22. The active composition according to claim 16, wherein said active composition and/or said solid product include moieties which will not pass through a 120 kDa and/or a 150 kDa ultrafiltration membrane.

23. The active composition according to claim 16, wherein said active composition and/or said solid product includes native proteins.

24. The active composition according to claim 16, wherein said active composition and/or said solid product include at least 3 wt % or at least 6 wt % of RNA on a dry matter basis.
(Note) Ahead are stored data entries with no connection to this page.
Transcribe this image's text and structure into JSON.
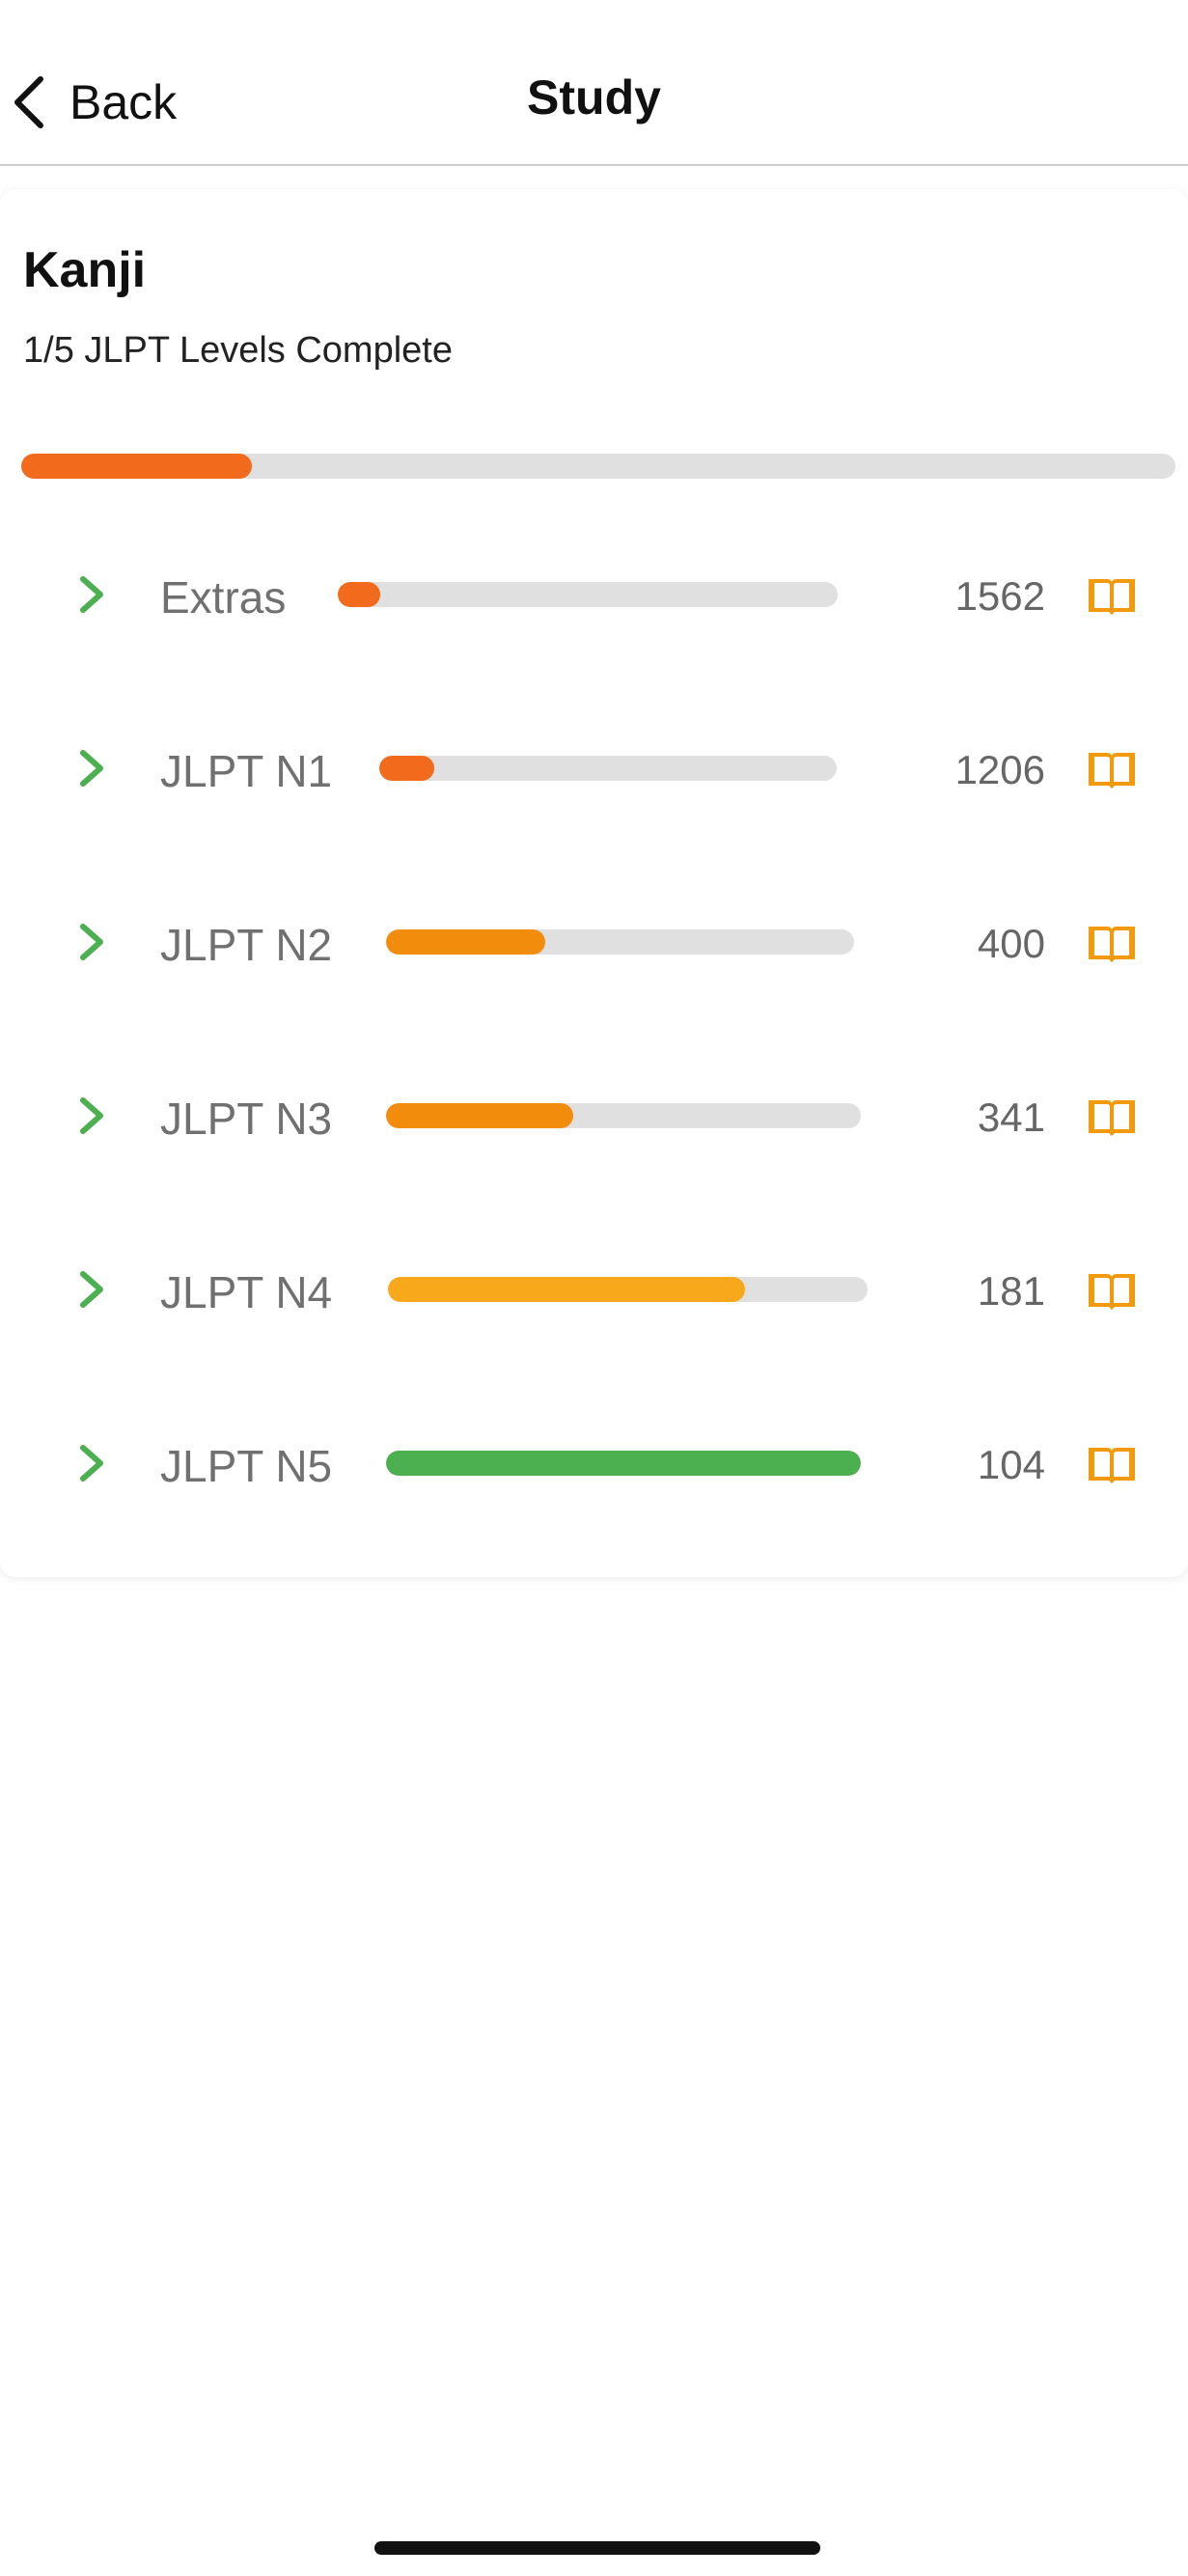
{
  "nav": {
    "back_label": "Back",
    "title": "Study"
  },
  "card": {
    "title": "Kanji",
    "subtitle": "1/5 JLPT Levels Complete",
    "overall_progress": 0.2,
    "overall_color": "#f26a1b"
  },
  "levels": [
    {
      "label": "Extras",
      "count": "1562",
      "progress": 0.085,
      "color": "#f26a1b"
    },
    {
      "label": "JLPT N1",
      "count": "1206",
      "progress": 0.12,
      "color": "#f26a1b"
    },
    {
      "label": "JLPT N2",
      "count": "400",
      "progress": 0.34,
      "color": "#f28c0c"
    },
    {
      "label": "JLPT N3",
      "count": "341",
      "progress": 0.395,
      "color": "#f28c0c"
    },
    {
      "label": "JLPT N4",
      "count": "181",
      "progress": 0.745,
      "color": "#f7a81b"
    },
    {
      "label": "JLPT N5",
      "count": "104",
      "progress": 1.0,
      "color": "#4caf50"
    }
  ],
  "icons": {
    "chevron": "chevron-right-icon",
    "book": "book-icon",
    "back": "chevron-left-icon"
  },
  "colors": {
    "chevron": "#4caf50",
    "book": "#f29a0e",
    "track": "#e0e0e0"
  }
}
25. A method of: (i) producing an emulsion in a material;(ii) increasing the viscosity of a material; and/or(iii) increasing gelation in a material;

26. The method according to claim 25, wherein said material is a food or a non-food.

27. The use of an active material of claim 16, for: (i) foaming in a material;(ii) emulsification in a material;(iii) increasing the viscosity in a material; and/or(iv) gelation in a material.